Abstract

The reproductive biology of the Tristan klipfish, Bovichtus diacanthus, was investigated by macroscopic and histological analyses of the gonads. Fish samples were collected in tide pools at Tristan da Cunha in July 2004. Most specimens of both sexes were developing, or sexually mature, with a gonadosomatic index (GSI) of 7.0–9.2% in females and 0.2–0.6% in males. Histologically, testes showed a random distribution of spermatogonia along the lobules, a condition defined as the unrestricted spermatogonial type. Ripe males exhibited lobules with all spermatogenic stages of development from spermatogonia to spermatozoa. In mature females, the ovarian follicles consisted of three main cohorts of oocytes of different sizes; the smaller one represented by previtellogenic oocytes of 15–150 μm and the other two by yolked oocytes measuring, respectively, 300–1000 and 800–1500 μm.
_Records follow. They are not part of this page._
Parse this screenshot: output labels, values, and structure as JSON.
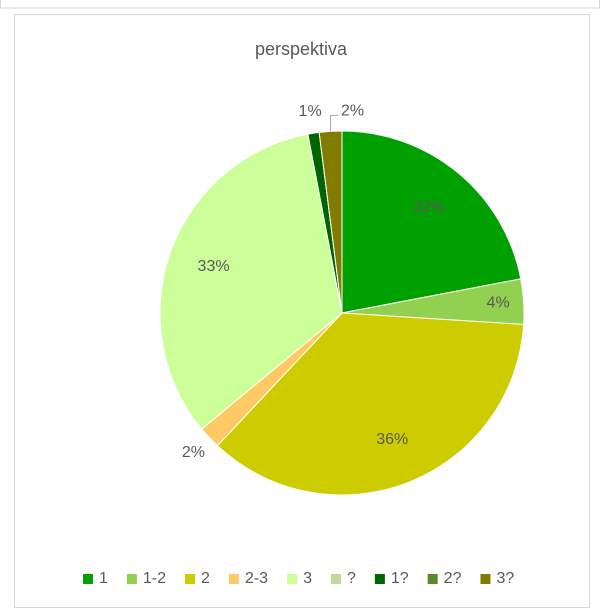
{
  "chart_data": {
    "type": "pie",
    "title": "perspektiva",
    "categories": [
      "1",
      "1-2",
      "2",
      "2-3",
      "3",
      "?",
      "1?",
      "2?",
      "3?"
    ],
    "values": [
      22,
      4,
      36,
      2,
      33,
      0,
      1,
      0,
      2
    ],
    "value_labels": [
      "22%",
      "4%",
      "36%",
      "2%",
      "33%",
      null,
      "1%",
      null,
      "2%"
    ],
    "colors": [
      "#00a000",
      "#92d050",
      "#cccc00",
      "#ffc966",
      "#ccff99",
      "#c4d79b",
      "#006400",
      "#5a8a2a",
      "#807c00"
    ],
    "legend": "bottom"
  }
}
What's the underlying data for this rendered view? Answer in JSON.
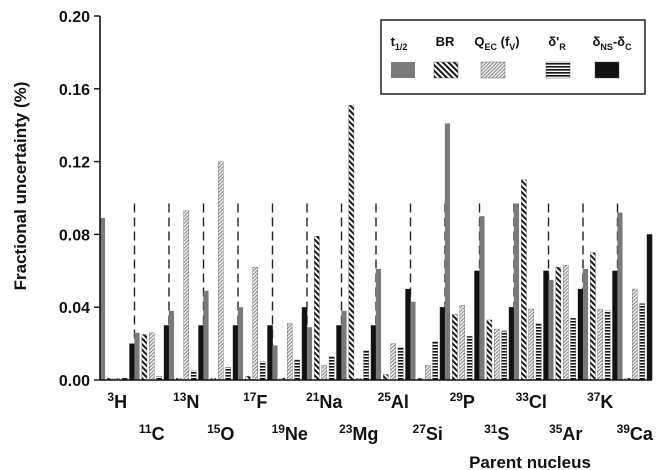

The overlap between the stock of advanced yolked oocytes and the early yolked oocytes was low, decreasing progressively with final maturation. As a result, B. diacanthus was considered a batch spawner, with a spawning season extending from July to August onward. Batch fecundity, based on the most advanced yolked oocytes, was 2,047–8,317 mature oocytes/female, whereas the relative fecundity was 77–141 mature oocytes/g. In the light of the phyletically basal position of bovichtids in the suborder, the reproductive traits of B. diacanthus were compared with those previously described in other Antarctic and non-Antarctic notothenioids.